Early onset dementia. She was 55, 56, the age his friends are now, the age he’s still afraid to become because it’s genetic, you know, and he wonders who’s next? His brother? His sister? Early onset. Upsetting the whole balance of home, at thirteen, the cusp between boyhood and adolescence, the cusp between safety and madness.
“You’re safe now,” his therapist says.
And why is thirteen so much worse than seventeen, or nineteen, or twenty-two, when the illness morphed into all the terrible faces it wore those long sixteen years? Incontinence. Chaos. Anger. Despondence. Why is that cusp so much worse?
At the end of the fifty-minute session, he’s made it all the way to sixteen, and he’s survived his mother, again.
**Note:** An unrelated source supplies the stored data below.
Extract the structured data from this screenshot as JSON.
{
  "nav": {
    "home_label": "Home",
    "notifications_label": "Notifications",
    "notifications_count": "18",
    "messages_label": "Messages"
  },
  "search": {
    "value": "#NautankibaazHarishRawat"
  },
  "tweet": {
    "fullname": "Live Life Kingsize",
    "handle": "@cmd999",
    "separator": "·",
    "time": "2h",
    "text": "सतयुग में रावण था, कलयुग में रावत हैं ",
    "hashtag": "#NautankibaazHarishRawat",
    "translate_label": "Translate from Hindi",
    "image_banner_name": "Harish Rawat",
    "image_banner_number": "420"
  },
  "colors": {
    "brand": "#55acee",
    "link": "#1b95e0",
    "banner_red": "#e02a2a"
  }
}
This time, he travels down the stairs holding his thirteen year-old self close. “It’s time for lunch,” he says. “Time to feed yourself.” They buy a big sloppy sandwich, the kind their mother used to make, before the illness—always before the illness and after the illness, before and after. Everything measured this way.
He can’t find a bench in the sun, and the air is too cool to sit in the shade, so they share the sandwich in the car, sit here, eat, the boy and the man he has become. Afterward, they drive home together, to the neat little apartment with the photographs of his young mother, they drive home, the stereo blasting Kylie Minogue asking,How does it feel in my arms? Singing, the three of them, harmonizing beautifully together.